While some businesses may view PAM solutions troublesome or difficult to implement, these solutions help streamline the management and monitoring of privileged users. PAM makes it easier to effectively secure the most important parts of your changing IT infrastructure.
Emerging challenges for 2022 and beyond
In addition to these top challenges that IT security professionals face in 2022, there are a several emerging challenges that are sure to grow in significance over the coming year. One of the biggest emerging security challenges for 2022 and beyond is IoT (Internet of Things) security. All sorts of different IoT devices are rapidly being deployed to address computing requirements in everything from process control to edge computing, and even home automation.
Internet of Things
IoT devices don’t rely on human intervention to function. IoT devices automatically use sensors to collect, analyze, and process information. However, this automation can create a significant security risk as IoT devices can be comprised without anyone knowing about it. Data and services from IoT are often shared with other IoT devices. As well as server and cloud services, making the risks of a security exposure very significant.
Because of their autonomous nature, IoT devices must be kept up to date with all security patches and OS updates required by the devices to be properly secured.
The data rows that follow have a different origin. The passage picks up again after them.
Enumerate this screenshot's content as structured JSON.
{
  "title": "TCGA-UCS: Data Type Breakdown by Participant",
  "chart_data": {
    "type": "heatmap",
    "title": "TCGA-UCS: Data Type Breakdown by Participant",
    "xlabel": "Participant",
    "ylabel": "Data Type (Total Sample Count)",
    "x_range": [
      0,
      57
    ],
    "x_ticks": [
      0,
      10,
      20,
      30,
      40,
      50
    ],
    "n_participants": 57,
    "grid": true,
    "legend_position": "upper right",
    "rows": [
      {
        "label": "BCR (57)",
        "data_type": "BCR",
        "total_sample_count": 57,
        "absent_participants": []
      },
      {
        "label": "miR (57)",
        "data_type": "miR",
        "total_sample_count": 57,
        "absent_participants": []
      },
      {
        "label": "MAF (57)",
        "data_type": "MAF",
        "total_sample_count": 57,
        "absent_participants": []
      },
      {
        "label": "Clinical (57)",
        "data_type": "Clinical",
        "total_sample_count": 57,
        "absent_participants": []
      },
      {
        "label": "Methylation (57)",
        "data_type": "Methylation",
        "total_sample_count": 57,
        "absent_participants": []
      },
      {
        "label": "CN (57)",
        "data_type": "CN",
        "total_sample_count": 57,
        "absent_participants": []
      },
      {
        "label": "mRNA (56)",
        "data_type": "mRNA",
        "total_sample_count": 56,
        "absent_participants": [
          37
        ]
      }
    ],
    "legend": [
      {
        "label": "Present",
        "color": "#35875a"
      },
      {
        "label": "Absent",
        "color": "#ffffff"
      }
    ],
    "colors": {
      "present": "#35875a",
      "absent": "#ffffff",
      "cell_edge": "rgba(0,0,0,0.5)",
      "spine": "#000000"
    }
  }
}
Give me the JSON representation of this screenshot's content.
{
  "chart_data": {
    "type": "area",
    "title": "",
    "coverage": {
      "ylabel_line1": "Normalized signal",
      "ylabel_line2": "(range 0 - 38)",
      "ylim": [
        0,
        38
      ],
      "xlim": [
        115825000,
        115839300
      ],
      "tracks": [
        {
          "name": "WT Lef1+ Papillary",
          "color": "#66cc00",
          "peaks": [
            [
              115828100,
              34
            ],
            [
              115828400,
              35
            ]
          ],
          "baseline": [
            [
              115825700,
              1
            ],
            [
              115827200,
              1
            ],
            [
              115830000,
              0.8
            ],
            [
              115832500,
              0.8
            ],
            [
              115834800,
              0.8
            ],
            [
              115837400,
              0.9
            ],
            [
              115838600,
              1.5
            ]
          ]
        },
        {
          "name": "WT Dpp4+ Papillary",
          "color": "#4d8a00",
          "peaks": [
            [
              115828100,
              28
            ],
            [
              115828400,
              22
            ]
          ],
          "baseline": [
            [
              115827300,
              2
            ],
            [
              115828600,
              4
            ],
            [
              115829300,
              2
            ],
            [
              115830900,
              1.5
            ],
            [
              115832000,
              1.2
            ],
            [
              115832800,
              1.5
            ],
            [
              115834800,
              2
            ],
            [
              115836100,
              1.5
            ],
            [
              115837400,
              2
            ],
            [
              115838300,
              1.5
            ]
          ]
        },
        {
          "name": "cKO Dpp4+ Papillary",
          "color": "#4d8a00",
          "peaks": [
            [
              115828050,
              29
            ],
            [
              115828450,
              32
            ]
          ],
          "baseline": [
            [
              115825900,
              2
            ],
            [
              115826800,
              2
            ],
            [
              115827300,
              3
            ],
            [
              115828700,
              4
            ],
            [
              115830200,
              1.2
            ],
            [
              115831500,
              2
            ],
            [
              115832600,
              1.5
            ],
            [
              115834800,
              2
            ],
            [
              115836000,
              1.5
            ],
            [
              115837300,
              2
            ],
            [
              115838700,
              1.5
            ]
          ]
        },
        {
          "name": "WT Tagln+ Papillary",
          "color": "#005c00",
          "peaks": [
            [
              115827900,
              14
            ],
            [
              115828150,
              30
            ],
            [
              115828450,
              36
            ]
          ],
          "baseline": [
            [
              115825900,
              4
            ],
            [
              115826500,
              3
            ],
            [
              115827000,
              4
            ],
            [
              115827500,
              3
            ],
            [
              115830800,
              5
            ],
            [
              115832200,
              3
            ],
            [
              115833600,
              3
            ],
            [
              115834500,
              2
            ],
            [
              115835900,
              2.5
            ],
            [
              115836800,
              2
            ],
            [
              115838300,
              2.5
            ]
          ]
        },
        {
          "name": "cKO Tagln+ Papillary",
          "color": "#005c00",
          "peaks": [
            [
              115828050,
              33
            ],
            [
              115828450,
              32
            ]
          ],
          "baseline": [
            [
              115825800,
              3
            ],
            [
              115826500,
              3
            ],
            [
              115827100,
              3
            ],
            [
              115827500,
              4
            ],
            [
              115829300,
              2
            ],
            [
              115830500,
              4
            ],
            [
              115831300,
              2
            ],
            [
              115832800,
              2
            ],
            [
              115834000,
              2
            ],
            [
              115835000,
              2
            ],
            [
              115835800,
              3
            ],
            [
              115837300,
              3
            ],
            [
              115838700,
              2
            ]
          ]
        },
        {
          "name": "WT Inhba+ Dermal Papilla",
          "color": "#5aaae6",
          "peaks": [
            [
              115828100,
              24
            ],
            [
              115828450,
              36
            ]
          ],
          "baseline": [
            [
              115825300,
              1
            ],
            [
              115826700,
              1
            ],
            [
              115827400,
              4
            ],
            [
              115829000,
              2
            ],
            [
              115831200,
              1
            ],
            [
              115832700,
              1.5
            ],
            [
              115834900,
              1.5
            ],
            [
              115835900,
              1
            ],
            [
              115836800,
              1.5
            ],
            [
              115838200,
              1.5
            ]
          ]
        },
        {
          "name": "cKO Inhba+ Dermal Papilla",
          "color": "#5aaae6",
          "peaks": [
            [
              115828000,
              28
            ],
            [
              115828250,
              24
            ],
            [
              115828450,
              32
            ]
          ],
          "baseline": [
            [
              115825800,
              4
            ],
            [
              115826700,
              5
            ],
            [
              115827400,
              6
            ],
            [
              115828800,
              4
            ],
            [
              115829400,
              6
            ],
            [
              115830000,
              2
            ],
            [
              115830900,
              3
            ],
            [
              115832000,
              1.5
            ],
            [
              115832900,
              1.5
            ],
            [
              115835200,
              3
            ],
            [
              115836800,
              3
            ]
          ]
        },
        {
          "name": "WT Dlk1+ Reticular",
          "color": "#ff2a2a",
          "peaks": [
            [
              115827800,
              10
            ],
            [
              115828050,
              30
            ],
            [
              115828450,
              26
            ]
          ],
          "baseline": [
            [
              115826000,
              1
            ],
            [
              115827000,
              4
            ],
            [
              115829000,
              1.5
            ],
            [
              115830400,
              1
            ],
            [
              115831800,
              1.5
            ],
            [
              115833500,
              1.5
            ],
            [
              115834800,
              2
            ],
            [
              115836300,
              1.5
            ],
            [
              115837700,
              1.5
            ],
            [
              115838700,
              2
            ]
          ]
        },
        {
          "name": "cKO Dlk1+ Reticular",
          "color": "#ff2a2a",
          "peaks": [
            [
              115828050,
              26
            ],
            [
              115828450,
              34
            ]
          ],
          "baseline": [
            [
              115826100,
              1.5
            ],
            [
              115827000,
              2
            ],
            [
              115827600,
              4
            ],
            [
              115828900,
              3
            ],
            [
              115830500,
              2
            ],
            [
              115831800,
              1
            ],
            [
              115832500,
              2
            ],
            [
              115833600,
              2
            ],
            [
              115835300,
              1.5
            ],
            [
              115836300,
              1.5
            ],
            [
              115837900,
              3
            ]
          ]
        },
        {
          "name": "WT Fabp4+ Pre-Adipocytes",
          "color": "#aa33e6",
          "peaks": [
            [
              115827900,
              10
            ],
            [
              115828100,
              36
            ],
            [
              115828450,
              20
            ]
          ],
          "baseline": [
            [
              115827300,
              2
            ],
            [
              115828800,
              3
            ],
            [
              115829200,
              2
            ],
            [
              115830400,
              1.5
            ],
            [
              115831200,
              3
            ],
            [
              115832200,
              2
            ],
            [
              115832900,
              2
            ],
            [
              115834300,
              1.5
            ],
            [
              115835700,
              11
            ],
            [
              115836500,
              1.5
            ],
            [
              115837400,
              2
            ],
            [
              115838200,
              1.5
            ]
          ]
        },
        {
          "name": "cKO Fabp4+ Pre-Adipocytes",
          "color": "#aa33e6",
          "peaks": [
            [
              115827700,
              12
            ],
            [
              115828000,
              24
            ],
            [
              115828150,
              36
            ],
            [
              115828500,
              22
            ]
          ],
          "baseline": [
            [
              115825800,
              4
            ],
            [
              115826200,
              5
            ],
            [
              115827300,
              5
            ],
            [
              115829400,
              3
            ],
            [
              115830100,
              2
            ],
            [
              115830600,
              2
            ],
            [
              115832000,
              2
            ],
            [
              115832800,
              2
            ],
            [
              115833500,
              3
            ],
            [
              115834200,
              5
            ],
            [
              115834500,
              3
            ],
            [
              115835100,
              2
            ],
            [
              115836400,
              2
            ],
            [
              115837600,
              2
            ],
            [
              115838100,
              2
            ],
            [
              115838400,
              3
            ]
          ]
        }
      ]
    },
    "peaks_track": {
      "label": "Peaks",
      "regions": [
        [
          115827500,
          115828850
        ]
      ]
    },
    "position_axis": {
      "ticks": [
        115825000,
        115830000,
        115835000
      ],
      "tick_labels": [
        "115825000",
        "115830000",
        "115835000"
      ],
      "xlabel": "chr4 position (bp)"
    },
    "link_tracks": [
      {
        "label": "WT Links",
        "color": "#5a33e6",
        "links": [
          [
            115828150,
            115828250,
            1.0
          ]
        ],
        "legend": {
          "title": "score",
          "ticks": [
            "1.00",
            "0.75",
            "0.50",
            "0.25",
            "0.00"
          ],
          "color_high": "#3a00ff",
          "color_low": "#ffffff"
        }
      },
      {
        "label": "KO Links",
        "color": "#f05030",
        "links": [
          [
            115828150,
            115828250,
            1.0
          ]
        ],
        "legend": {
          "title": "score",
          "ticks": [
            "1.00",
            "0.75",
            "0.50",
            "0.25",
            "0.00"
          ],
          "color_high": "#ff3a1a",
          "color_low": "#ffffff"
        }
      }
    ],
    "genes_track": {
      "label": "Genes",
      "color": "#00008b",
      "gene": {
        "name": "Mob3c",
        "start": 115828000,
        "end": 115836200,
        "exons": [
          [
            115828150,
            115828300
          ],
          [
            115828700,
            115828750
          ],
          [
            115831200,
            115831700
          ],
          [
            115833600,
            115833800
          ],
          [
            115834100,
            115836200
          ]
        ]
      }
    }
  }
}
It’s also important to use strong passwords or multi-factor authentication whenever possible for all connected devices.
Linux and Mac security
A couple of other emerging concerns for IT security are sure to be Linux and Mac security. While Windows ubiquitous deployments have long made it the biggest target for malware, Linux and macOS have been getting more attention from cybercriminals.
A Crowdstrike report looking into the attack data from 2021, showed that there was a 35% rise in malware targeting Linux systems compared to 2020. Likewise, Mac use in enterprises has also increased – especially for laptops, which have now become quite mainstream. According to IDC, macOS devices were used in 23% of U.S. enterprises in 2021, up from 17% in 2019, making them a more attractive target for hackers than they were in the past.
Here again, regular software updates and strong passwords provide a sound basis for securing these platforms. Making sure that all privileged accounts are protected also helps limit any exposure from possible Linux or Mac attacks.
Security is the highest priority for IT professionals
There’s no doubt that security will continue to be one of the highest priorities for IT professionals for the foreseeable future. Tackling challenges like ransomware, supply chain attacks, remote access management, and privileged access requires a combination of user education, best practices, and security solutions like Devolutions Remote Access Management and the PAM support in Devolutions Server. Remote Access Management can ensure that your users have strong and secure centrally managed passwords, while PAM can safeguard access to your privileged accounts, which have the deepest levels of access into your organization’s information structure.